NAFTA hearings start with Democratic lawmakers urging strong labor rules
Source: Reuters
Tue Jun 27, 2017 | 3:20pm EDT
By David Lawder | WASHINGTON
Two Democratic congressmen on Tuesday called on the Trump administration to demand strong labor provisions in its renegotiation of the North American Free Trade Agreement to reverse chronic wage erosion in Mexico.
At a public hearing in Washington tied to the imminent trade talks, U.S. representatives Sander Levin and Bill Pascrell, both members of the House Ways and Means Committee, said improved labor rights in Mexico was their top NAFTA priority.
"U.S. wages are being driven down by the depressed wages in Mexico," Levin said in testimony. "Why? Because the entire Mexican labor system is designed to prevent workers from obtaining their rights and bargaining for better wages and working conditions."
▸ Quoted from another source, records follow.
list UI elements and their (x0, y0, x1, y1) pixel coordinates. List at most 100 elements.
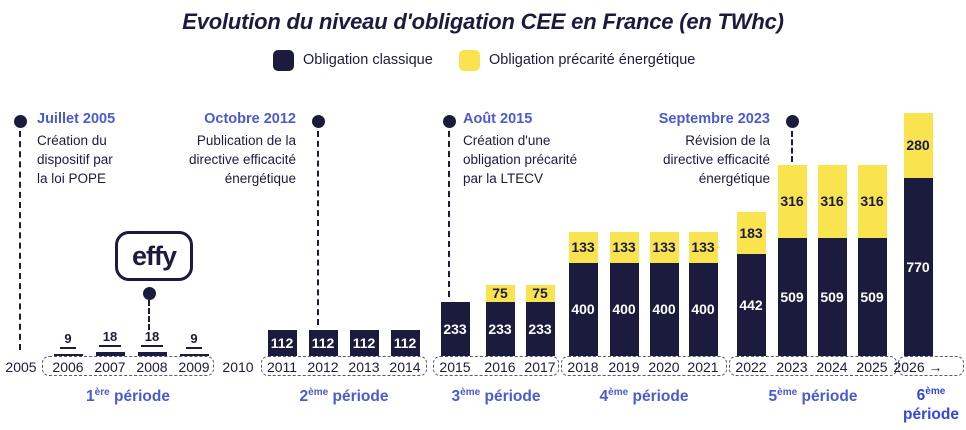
timeline-dashed-line-octobre-2012 (317, 131, 319, 325)
period-label-2: 2ème période (299, 387, 389, 406)
effy-dashed-line (148, 300, 150, 330)
bar-segment-classique-2007 (95, 352, 125, 356)
bar-value-classique-2024: 509 (820, 289, 844, 305)
bar-segment-precarite-2020 (649, 232, 679, 263)
bar-segment-classique-2023 (777, 238, 807, 356)
bar-value-precarite-2017: 75 (532, 285, 548, 301)
bar-value-classique-2013: 112 (352, 335, 376, 351)
timeline-dot-septembre-2023 (786, 115, 799, 128)
period-label-3: 3ème période (451, 387, 541, 406)
bar-value-precarite-2020: 133 (652, 239, 676, 255)
year-label-2016: 2016 (484, 359, 516, 375)
bar-segment-classique-2011 (267, 330, 297, 356)
bar-segment-precarite-2021 (688, 232, 718, 263)
year-label-2020: 2020 (648, 359, 680, 375)
period-box-6 (898, 356, 964, 376)
timeline-dashed-line-juillet-2005 (19, 131, 21, 350)
bar-segment-classique-2021 (688, 263, 718, 356)
bar-segment-precarite-2016 (485, 285, 515, 302)
period-box-2 (261, 356, 427, 376)
bar-segment-precarite-2025 (857, 165, 887, 238)
legend-swatch-precarite (459, 50, 480, 71)
bar-segment-precarite-2017 (525, 285, 555, 302)
bar-segment-classique-2025 (857, 238, 887, 356)
bar-segment-classique-2015 (440, 302, 470, 356)
year-label-2026: 2026 → (893, 359, 943, 375)
period-label-6: 6ème période (903, 386, 959, 424)
bar-value-classique-2007: 18 (88, 329, 132, 347)
year-label-2018: 2018 (567, 359, 599, 375)
bar-value-classique-2014: 112 (393, 335, 417, 351)
legend-label-classique: Obligation classique (303, 52, 433, 68)
period-box-4 (561, 356, 727, 376)
year-label-2025: 2025 (856, 359, 888, 375)
year-label-2008: 2008 (136, 359, 168, 375)
bar-value-classique-2012: 112 (311, 335, 335, 351)
year-label-2024: 2024 (816, 359, 848, 375)
bar-value-precarite-2021: 133 (691, 239, 715, 255)
effy-logo: effy (115, 231, 193, 281)
bar-segment-classique-2022 (736, 254, 766, 356)
bar-segment-classique-2016 (485, 302, 515, 356)
bar-segment-classique-2008 (137, 352, 167, 356)
period-box-5 (729, 356, 897, 376)
bar-segment-classique-2018 (568, 263, 598, 356)
year-label-2005: 2005 (5, 359, 37, 375)
year-label-2009: 2009 (178, 359, 210, 375)
bar-segment-precarite-2024 (817, 165, 847, 238)
bar-value-precarite-2019: 133 (612, 239, 636, 255)
bar-value-classique-2020: 400 (652, 301, 676, 317)
legend-label-precarite: Obligation précarité énergétique (489, 52, 696, 68)
effy-logo-text: effy (131, 240, 177, 271)
period-label-5: 5ème période (768, 387, 858, 406)
milestone-text-juillet-2005: Création du dispositif par la loi POPE (37, 133, 113, 186)
year-label-2023: 2023 (776, 359, 808, 375)
timeline-dashed-line-septembre-2023 (791, 131, 793, 162)
bar-segment-precarite-2022 (736, 212, 766, 254)
year-label-2015: 2015 (439, 359, 471, 375)
bar-value-classique-2018: 400 (571, 301, 595, 317)
bar-segment-precarite-2019 (609, 232, 639, 263)
effy-timeline-dot (143, 287, 156, 300)
bar-value-precarite-2026: 280 (906, 137, 930, 153)
bar-value-classique-2023: 509 (780, 289, 804, 305)
year-label-2017: 2017 (524, 359, 556, 375)
bar-value-classique-2009: 9 (172, 331, 216, 349)
bar-segment-precarite-2018 (568, 232, 598, 263)
bar-value-classique-2017: 233 (528, 321, 552, 337)
bar-value-classique-2019: 400 (612, 301, 636, 317)
bar-value-classique-2008: 18 (130, 329, 174, 347)
year-label-2019: 2019 (608, 359, 640, 375)
bar-value-classique-2022: 442 (739, 297, 763, 313)
milestone-text-aout-2015: Création d'une obligation précarité par … (463, 133, 578, 186)
year-label-2006: 2006 (52, 359, 84, 375)
bar-value-classique-2015: 233 (443, 321, 467, 337)
bar-value-precarite-2025: 316 (860, 193, 884, 209)
bar-value-classique-2006: 9 (46, 331, 90, 349)
bar-value-classique-2025: 509 (860, 289, 884, 305)
period-box-3 (433, 356, 559, 376)
bar-value-classique-2011: 112 (270, 335, 294, 351)
milestone-date-septembre-2023: Septembre 2023 (658, 111, 770, 127)
bar-segment-precarite-2023 (777, 165, 807, 238)
year-label-2012: 2012 (307, 359, 339, 375)
milestone-text-septembre-2023: Révision de la directive efficacité éner… (662, 133, 770, 186)
period-label-1: 1ère période (86, 387, 170, 406)
bar-value-classique-2021: 400 (691, 301, 715, 317)
bar-segment-classique-2009 (179, 354, 209, 356)
chart-title: Evolution du niveau d'obligation CEE en … (182, 9, 784, 34)
bar-value-classique-2016: 233 (488, 321, 512, 337)
year-label-2014: 2014 (389, 359, 421, 375)
bar-value-precarite-2016: 75 (492, 285, 508, 301)
bar-value-precarite-2022: 183 (739, 225, 763, 241)
bar-segment-classique-2014 (390, 330, 420, 356)
year-label-2011: 2011 (266, 359, 298, 375)
legend-swatch-classique (273, 50, 294, 71)
bar-segment-classique-2020 (649, 263, 679, 356)
bar-segment-classique-2019 (609, 263, 639, 356)
bar-segment-classique-2026 (903, 178, 933, 356)
year-label-2010: 2010 (222, 359, 254, 375)
timeline-dashed-line-aout-2015 (448, 131, 450, 297)
year-label-2022: 2022 (735, 359, 767, 375)
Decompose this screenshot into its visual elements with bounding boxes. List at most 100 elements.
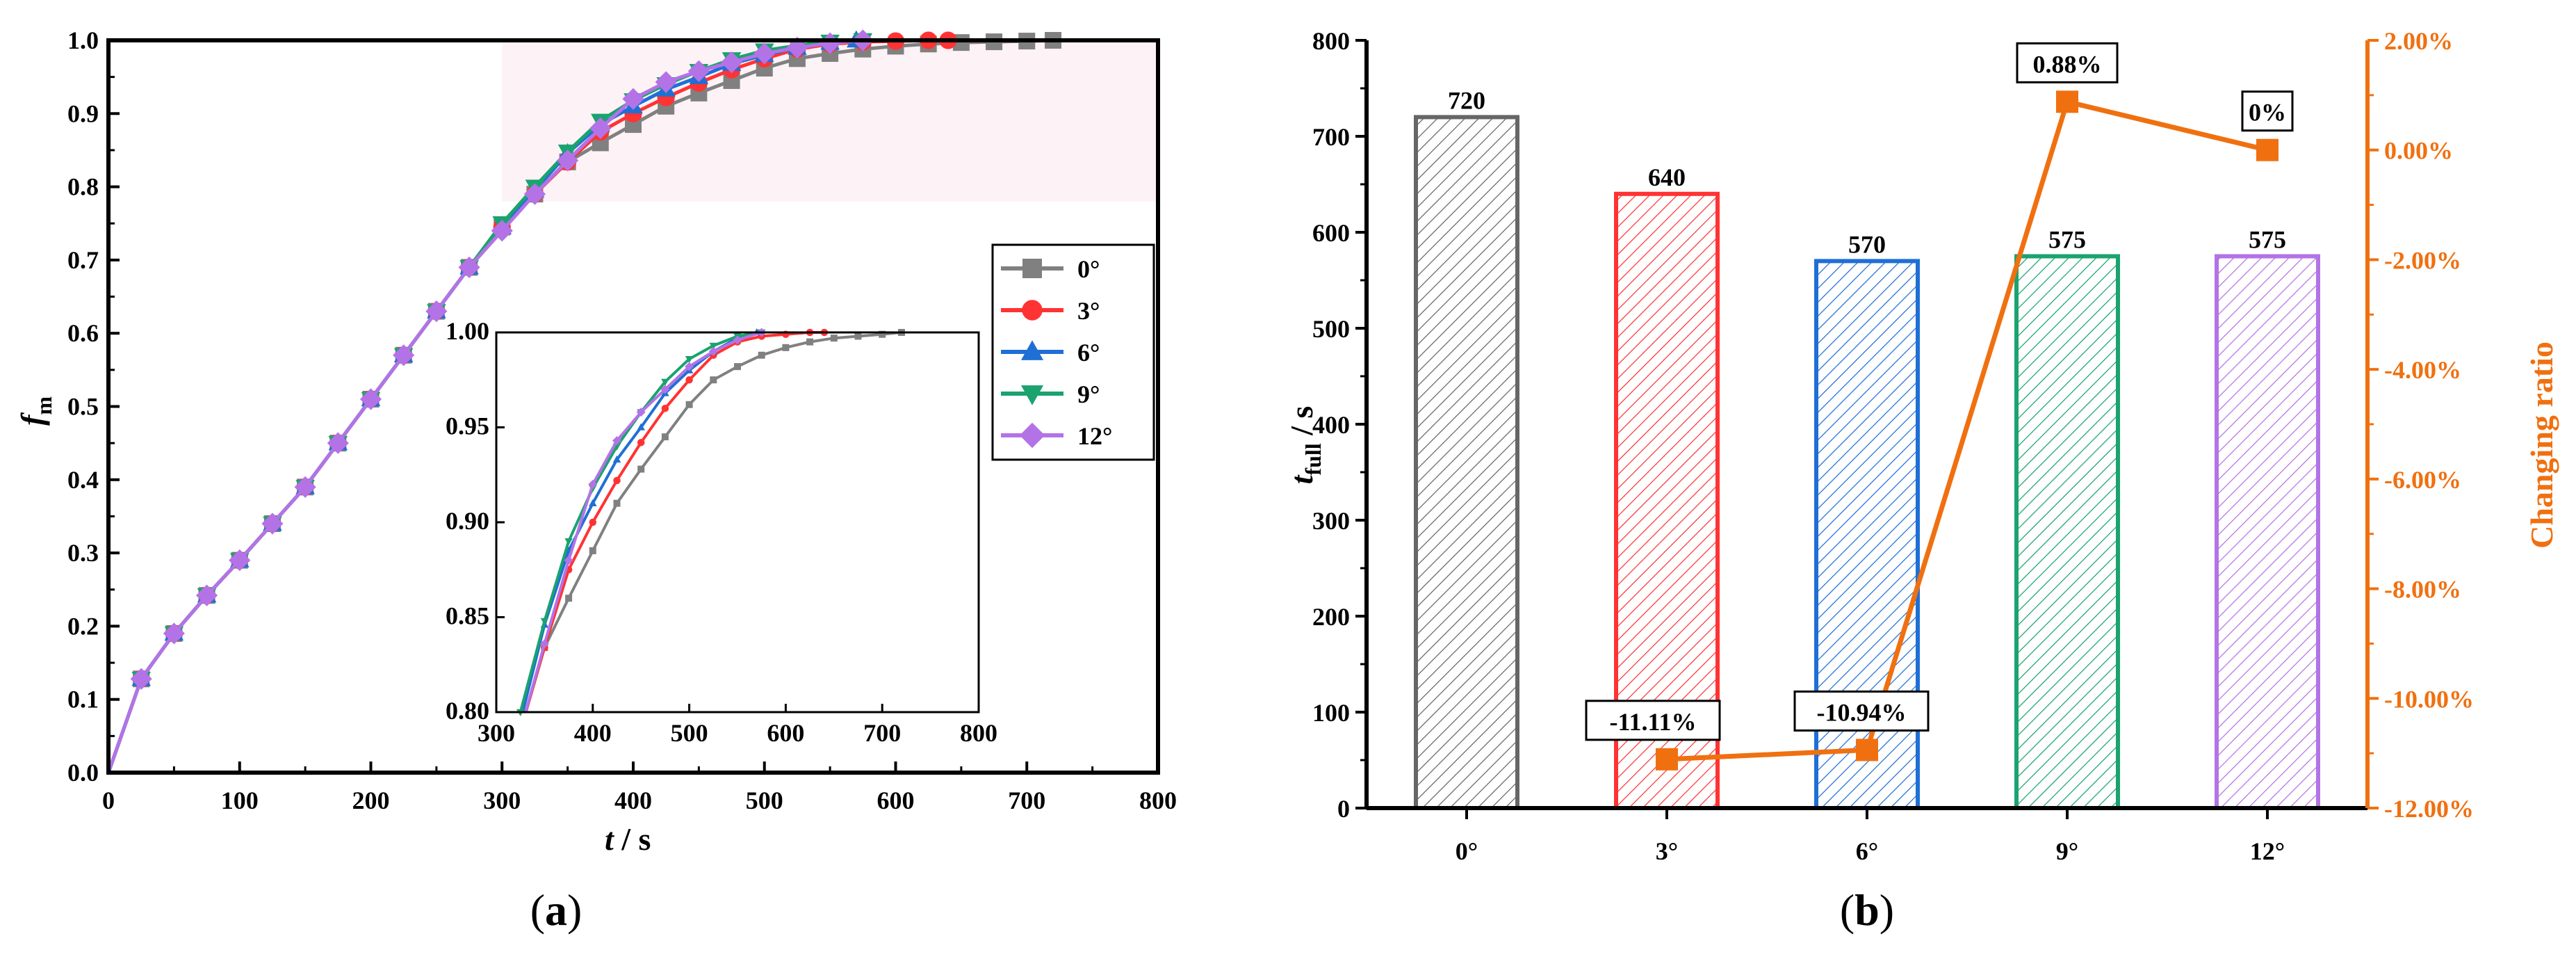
a-data-point: [523, 183, 546, 205]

Levin, citing a wage figure of about $2 an hour for Mexican auto plant workers versus about $28 for the United States, said that NAFTA must be modernized to ensure that Mexican workers have a true right to collective bargaining, replacing the current Mexican system of labor conciliation and arbitration boards. Negotiated in the early 1990s by the United States, Canada and Mexico, NAFTA lacks enforceable labor provisions.